The owl even more unhappy now after the shovel, me, the cat carrier and now a vet check found its way back into the garage, a newly fashioned perch, a layer of newspaper lining the owl carrier. Before going to bed dinner was served, a de-frosted mouse. The following morning again I was expecting to find an ex-owl but was greeted by some owl poo, no mouse and a blinking owl looking at me initially in a startled manner then with an air of suspicion. In the time between the vet and the morning we had been able to find out that your average tawny can eat more than one mouse a night and should do plus other owl based useful tips and information.
It’s amazing how little you know about what to do and more importantly not to. Further investigation revealed that a Tawny will eat quite a mixed bag of food from small rodents to worms and that its range in terms of a species in the UK is really wide extending from the south coast up to the north with only small gaps. This reinforced what I knew about similar birds with Eagles being the most successful of raptors with all manner of them in many a country and environment. A number of days passed, and the owl perked up, and on a daily basis its consumption of mice increased to the point where I wondered if when it was fit it would be able to take off. Certainly my long suffering wife began to look at the mouse bill with a view to another source.

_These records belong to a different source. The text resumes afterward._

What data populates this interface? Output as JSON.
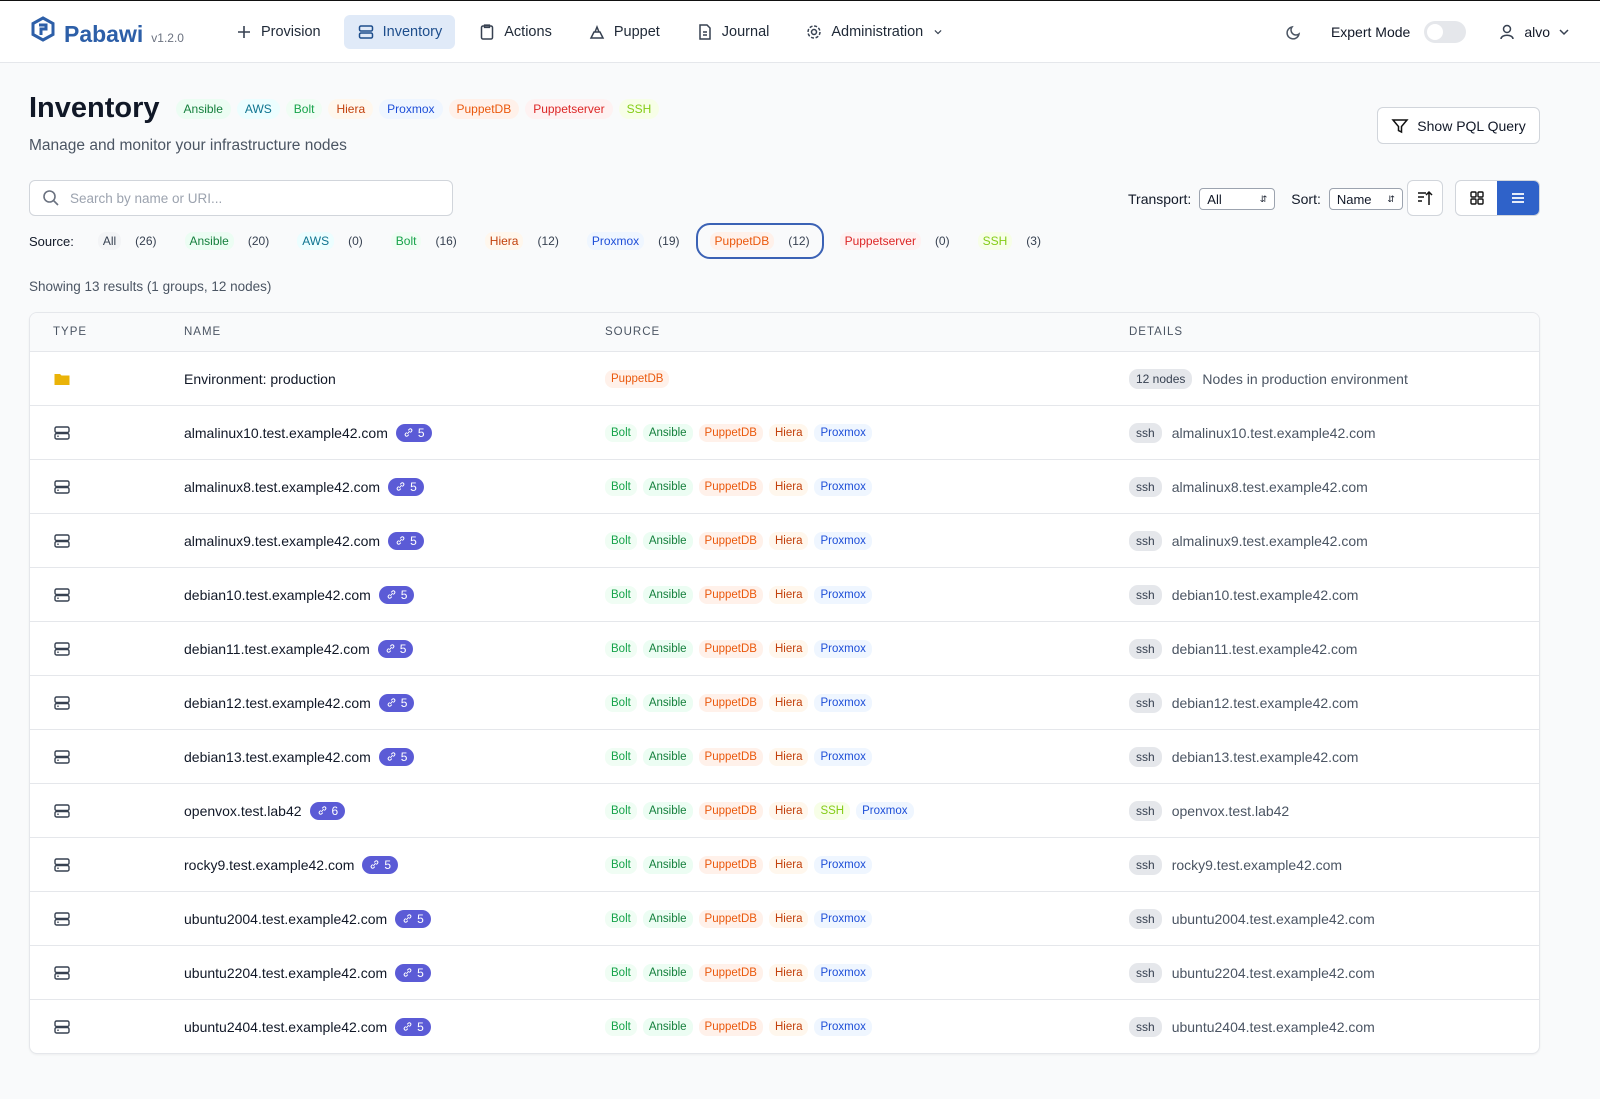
{
  "nav": {
    "brand": "Pabawi",
    "version": "v1.2.0",
    "items": [
      "Provision",
      "Inventory",
      "Actions",
      "Puppet",
      "Journal",
      "Administration"
    ],
    "active_item": "Inventory",
    "expert_mode": "Expert Mode",
    "user": "alvo"
  },
  "header": {
    "title": "Inventory",
    "sources": [
      {
        "name": "Ansible",
        "color": "#15803d",
        "bg": "#ecfdf3"
      },
      {
        "name": "AWS",
        "color": "#0e7490",
        "bg": "#ecfeff"
      },
      {
        "name": "Bolt",
        "color": "#16a34a",
        "bg": "#f0fdf4"
      },
      {
        "name": "Hiera",
        "color": "#c2410c",
        "bg": "#fff7ed"
      },
      {
        "name": "Proxmox",
        "color": "#1d4ed8",
        "bg": "#eff6ff"
      },
      {
        "name": "PuppetDB",
        "color": "#ea580c",
        "bg": "#fff1ea"
      },
      {
        "name": "Puppetserver",
        "color": "#dc2626",
        "bg": "#fef2f2"
      },
      {
        "name": "SSH",
        "color": "#84cc16",
        "bg": "#f7fee7"
      }
    ],
    "subtitle": "Manage and monitor your infrastructure nodes",
    "pql_button": "Show PQL Query"
  },
  "controls": {
    "search_placeholder": "Search by name or URI...",
    "transport_label": "Transport:",
    "transport_value": "All",
    "sort_label": "Sort:",
    "sort_value": "Name"
  },
  "source_filter": {
    "label": "Source:",
    "selected": "PuppetDB",
    "options": [
      {
        "name": "All",
        "count": "(26)"
      },
      {
        "name": "Ansible",
        "count": "(20)"
      },
      {
        "name": "AWS",
        "count": "(0)"
      },
      {
        "name": "Bolt",
        "count": "(16)"
      },
      {
        "name": "Hiera",
        "count": "(12)"
      },
      {
        "name": "Proxmox",
        "count": "(19)"
      },
      {
        "name": "PuppetDB",
        "count": "(12)"
      },
      {
        "name": "Puppetserver",
        "count": "(0)"
      },
      {
        "name": "SSH",
        "count": "(3)"
      }
    ]
  },
  "results_summary": "Showing 13 results (1 groups, 12 nodes)",
  "table": {
    "columns": [
      "TYPE",
      "NAME",
      "SOURCE",
      "DETAILS"
    ],
    "group_row": {
      "name": "Environment: production",
      "sources": [
        "PuppetDB"
      ],
      "count_badge": "12 nodes",
      "description": "Nodes in production environment"
    },
    "node_rows": [
      {
        "name": "almalinux10.test.example42.com",
        "links": "5",
        "sources": [
          "Bolt",
          "Ansible",
          "PuppetDB",
          "Hiera",
          "Proxmox"
        ],
        "transport": "ssh",
        "uri": "almalinux10.test.example42.com"
      },
      {
        "name": "almalinux8.test.example42.com",
        "links": "5",
        "sources": [
          "Bolt",
          "Ansible",
          "PuppetDB",
          "Hiera",
          "Proxmox"
        ],
        "transport": "ssh",
        "uri": "almalinux8.test.example42.com"
      },
      {
        "name": "almalinux9.test.example42.com",
        "links": "5",
        "sources": [
          "Bolt",
          "Ansible",
          "PuppetDB",
          "Hiera",
          "Proxmox"
        ],
        "transport": "ssh",
        "uri": "almalinux9.test.example42.com"
      },
      {
        "name": "debian10.test.example42.com",
        "links": "5",
        "sources": [
          "Bolt",
          "Ansible",
          "PuppetDB",
          "Hiera",
          "Proxmox"
        ],
        "transport": "ssh",
        "uri": "debian10.test.example42.com"
      },
      {
        "name": "debian11.test.example42.com",
        "links": "5",
        "sources": [
          "Bolt",
          "Ansible",
          "PuppetDB",
          "Hiera",
          "Proxmox"
        ],
        "transport": "ssh",
        "uri": "debian11.test.example42.com"
      },
      {
        "name": "debian12.test.example42.com",
        "links": "5",
        "sources": [
          "Bolt",
          "Ansible",
          "PuppetDB",
          "Hiera",
          "Proxmox"
        ],
        "transport": "ssh",
        "uri": "debian12.test.example42.com"
      },
      {
        "name": "debian13.test.example42.com",
        "links": "5",
        "sources": [
          "Bolt",
          "Ansible",
          "PuppetDB",
          "Hiera",
          "Proxmox"
        ],
        "transport": "ssh",
        "uri": "debian13.test.example42.com"
      },
      {
        "name": "openvox.test.lab42",
        "links": "6",
        "sources": [
          "Bolt",
          "Ansible",
          "PuppetDB",
          "Hiera",
          "SSH",
          "Proxmox"
        ],
        "transport": "ssh",
        "uri": "openvox.test.lab42"
      },
      {
        "name": "rocky9.test.example42.com",
        "links": "5",
        "sources": [
          "Bolt",
          "Ansible",
          "PuppetDB",
          "Hiera",
          "Proxmox"
        ],
        "transport": "ssh",
        "uri": "rocky9.test.example42.com"
      },
      {
        "name": "ubuntu2004.test.example42.com",
        "links": "5",
        "sources": [
          "Bolt",
          "Ansible",
          "PuppetDB",
          "Hiera",
          "Proxmox"
        ],
        "transport": "ssh",
        "uri": "ubuntu2004.test.example42.com"
      },
      {
        "name": "ubuntu2204.test.example42.com",
        "links": "5",
        "sources": [
          "Bolt",
          "Ansible",
          "PuppetDB",
          "Hiera",
          "Proxmox"
        ],
        "transport": "ssh",
        "uri": "ubuntu2204.test.example42.com"
      },
      {
        "name": "ubuntu2404.test.example42.com",
        "links": "5",
        "sources": [
          "Bolt",
          "Ansible",
          "PuppetDB",
          "Hiera",
          "Proxmox"
        ],
        "transport": "ssh",
        "uri": "ubuntu2404.test.example42.com"
      }
    ]
  }
}
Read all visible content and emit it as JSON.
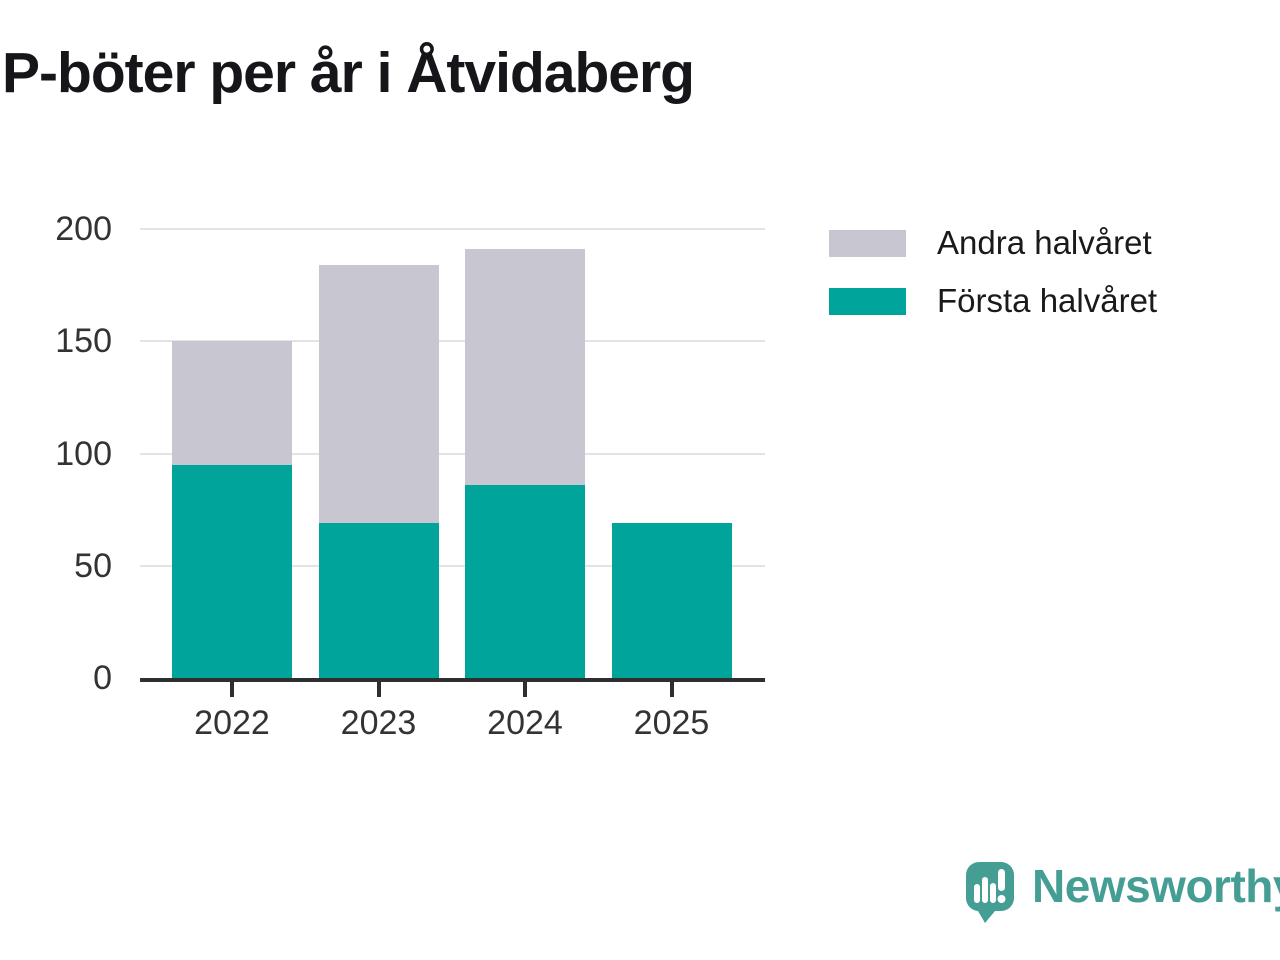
{
  "title": "P-böter per år i Åtvidaberg",
  "chart_data": {
    "type": "bar",
    "stacked": true,
    "title": "P-böter per år i Åtvidaberg",
    "categories": [
      "2022",
      "2023",
      "2024",
      "2025"
    ],
    "series": [
      {
        "name": "Första halvåret",
        "color": "#00A49A",
        "values": [
          95,
          69,
          86,
          69
        ]
      },
      {
        "name": "Andra halvåret",
        "color": "#C8C7D1",
        "values": [
          55,
          115,
          105,
          0
        ]
      }
    ],
    "legend": [
      {
        "label": "Andra halvåret",
        "color": "#C8C7D1"
      },
      {
        "label": "Första halvåret",
        "color": "#00A49A"
      }
    ],
    "xlabel": "",
    "ylabel": "",
    "ylim": [
      0,
      200
    ],
    "yticks": [
      0,
      50,
      100,
      150,
      200
    ],
    "grid": "horizontal",
    "legend_position": "top-right"
  },
  "footer": {
    "brand": "Newsworthy"
  },
  "colors": {
    "axis": "#2F2F2F",
    "grid": "#E3E3E5",
    "tick_label": "#333333",
    "title_text": "#16161A",
    "logo": "#459E94"
  }
}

Now you can only guess when it’s the right time to release the patient and if I am honest we got it wrong, the owl carrier, opened the owl hopped out, made an effort to fly, failed, tried again failed more spectacularly and then refused to be captured and returned to the carrier. So if you can picture two people in the dark chasing a stroppy flightless owl with the owl winning screeching in a disturbing way. After a tense few minutes it was back in the carrier and returned to the owl Hilton, again it managed to glare at us. More mice and days followed leading to attempt number two this time it hopped out then took off into the darkness. This adding to an increasing list of animals and birds that we have taken in fed and released to the wild. It is odd and slightly poignant that over the last couple of weeks there has been a Tawny hunting in the churchyard nearby. So if called upon to help an owl, good luck, buy more mice than you think you will need and be prepared to be screeched at and viewed with a degree of suspicion.
The best thing of all is that as I write I can just make out the sound of one hunting in the churchyard making the most of a still, quiet frosty night,,,,,and that is a good thing.